Letter to the editor: Housing, parking, commercial interests more beneficial to downtown than park
I am writing in opposition to the newly proposed downtown park in Marshfield. It is my understanding that it will utilize the Burlington parking lot as well as the former News-Herald property and cost $1.2 million dollars.
The proposed park is located two blocks from the existing Columbia Park. Rather than spend money that creates new play lawns, outdoor dining areas, restrooms, splash pads, and a pavilion, would upgrading the existing Columbia Park with its bandshell accommodate many of these activities and be a wiser choice? Why are we creating more parks downtown — Hardacre Park being the most recent — when we have wonderful parks like Wildwood with an adjacent swimming pool, Columbia, Griese, etc.? Why did the city purchase the News-Herald property?
Using the Burlington lot eliminates parking directly across the street from the post office used extensively by postal patrons on a daily basis. It also increases parking issues in the area by eliminating some on-street parking as part of the one-way traffic plan. Instead of using the News-Herald property for a park, use it temporarily for long-term parking by area employees until a more permanent solution is developed. This could be housing and commercial uses compatible with the core area, which would be paying property taxes, providing jobs, and which do not require costly city maintenance.
The 2015 Downtown Master Plan prepared by hired consultants indicated the need for a large central gathering space for local events, entertainment, and the arts. How about Columbia Park?
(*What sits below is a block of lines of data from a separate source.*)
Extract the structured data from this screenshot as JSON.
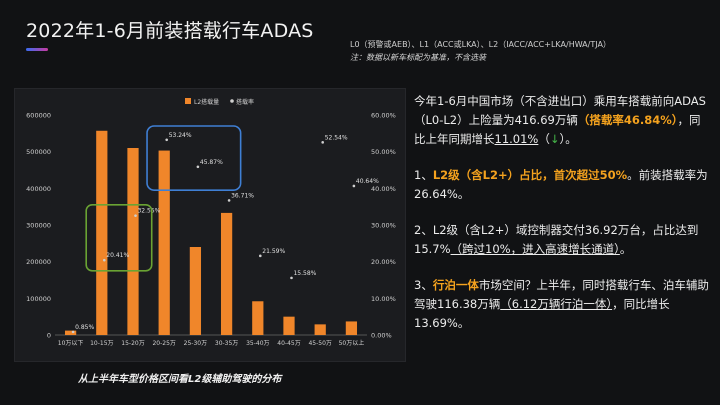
{
  "header": {
    "title": "2022年1-6月前装搭载行车ADAS",
    "levels_line": "L0（预警或AEB）、L1（ACC或LKA）、L2（IACC/ACC+LKA/HWA/TJA）",
    "note_line": "注：数据以新车标配为基准，不含选装"
  },
  "caption": "从上半年车型价格区间看L2级辅助驾驶的分布",
  "colors": {
    "bar": "#f0862a",
    "dot": "#cfcfcf",
    "highlight": "#f4a21e",
    "box_blue": "#3f7fd4",
    "box_green": "#6aa333"
  },
  "chart_data": {
    "type": "bar",
    "categories": [
      "10万以下",
      "10-15万",
      "15-20万",
      "20-25万",
      "25-30万",
      "30-35万",
      "35-40万",
      "40-45万",
      "45-50万",
      "50万以上"
    ],
    "series": [
      {
        "name": "L2搭载量",
        "axis": "left",
        "values": [
          12000,
          557000,
          510000,
          503000,
          240000,
          333000,
          92000,
          50000,
          29000,
          37000
        ]
      },
      {
        "name": "搭载率",
        "axis": "right",
        "values": [
          0.85,
          20.41,
          32.55,
          53.24,
          45.87,
          36.71,
          21.59,
          15.58,
          52.54,
          40.64
        ],
        "labels": [
          "0.85%",
          "20.41%",
          "32.55%",
          "53.24%",
          "45.87%",
          "36.71%",
          "21.59%",
          "15.58%",
          "52.54%",
          "40.64%"
        ]
      }
    ],
    "y_left": {
      "min": 0,
      "max": 600000,
      "ticks": [
        "0",
        "100000",
        "200000",
        "300000",
        "400000",
        "500000",
        "600000"
      ]
    },
    "y_right": {
      "min": 0,
      "max": 60,
      "ticks": [
        "0.00%",
        "10.00%",
        "20.00%",
        "30.00%",
        "40.00%",
        "50.00%",
        "60.00%"
      ]
    },
    "legend_placement": "top-center",
    "grid": false
  },
  "text": {
    "p1": {
      "a": "今年1-6月中国市场（不含进出口）乘用车搭载前向ADAS（L0-L2）上险量为416.69万辆",
      "b": "（搭载率46.84%）",
      "c": "，同比上年同期增长",
      "d": "11.01%",
      "e": "（",
      "f": "↓",
      "g": "）。"
    },
    "p2": {
      "a": "1、",
      "b": "L2级（含L2+）占比，首次超过50%",
      "c": "。前装搭载率为26.64%。"
    },
    "p3": {
      "a": "2、L2级（含L2+）域控制器交付36.92万台，占比达到15.7%",
      "b": "（跨过10%，进入高速增长通道）",
      "c": "。"
    },
    "p4": {
      "a": "3、",
      "b": "行泊一体",
      "c": "市场空间？上半年，同时搭载行车、泊车辅助驾驶116.38万辆",
      "d": "（6.12万辆行泊一体）",
      "e": "，同比增长13.69%。"
    }
  }
}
Additional housing and commercial activities in the core area are more important than a splash pad to “allow children to cool off in the hot summer days,” according to the storyboard promoting the park concept. Proponents of the park believe its location across from the post office will enhance the downtown by making it a gathering location for retail, dining, events, etc. It could become a gathering point for undesirables.
They say Columbia Park is too far from downtown. By recycling empty properties such as Hudson’s and Walgreen’s, we can provide the “connectivity” called for in the master plan. They further state that there are 172 existing parking stalls “in the vicinity” but fail to note that the 45 stalls in the Burlington lot will be eliminated.
I commend the city for providing storyboards at several locations — such as the Daily Grind, the Chestnut Center for the Arts, and the library — explaining the park proposal and seeking community feedback. This is a positive step in examining the need for an additional downtown park. However, the most obvious location directly impacted by the proposal, namely the post office, was not included as a storyboard location.
In summary, more effort should be put into providing downtown housing, new stores, restaurants, etc., and utilizing empty buildings rather than continuing to eliminate parking and removing commercial property from the tax roll.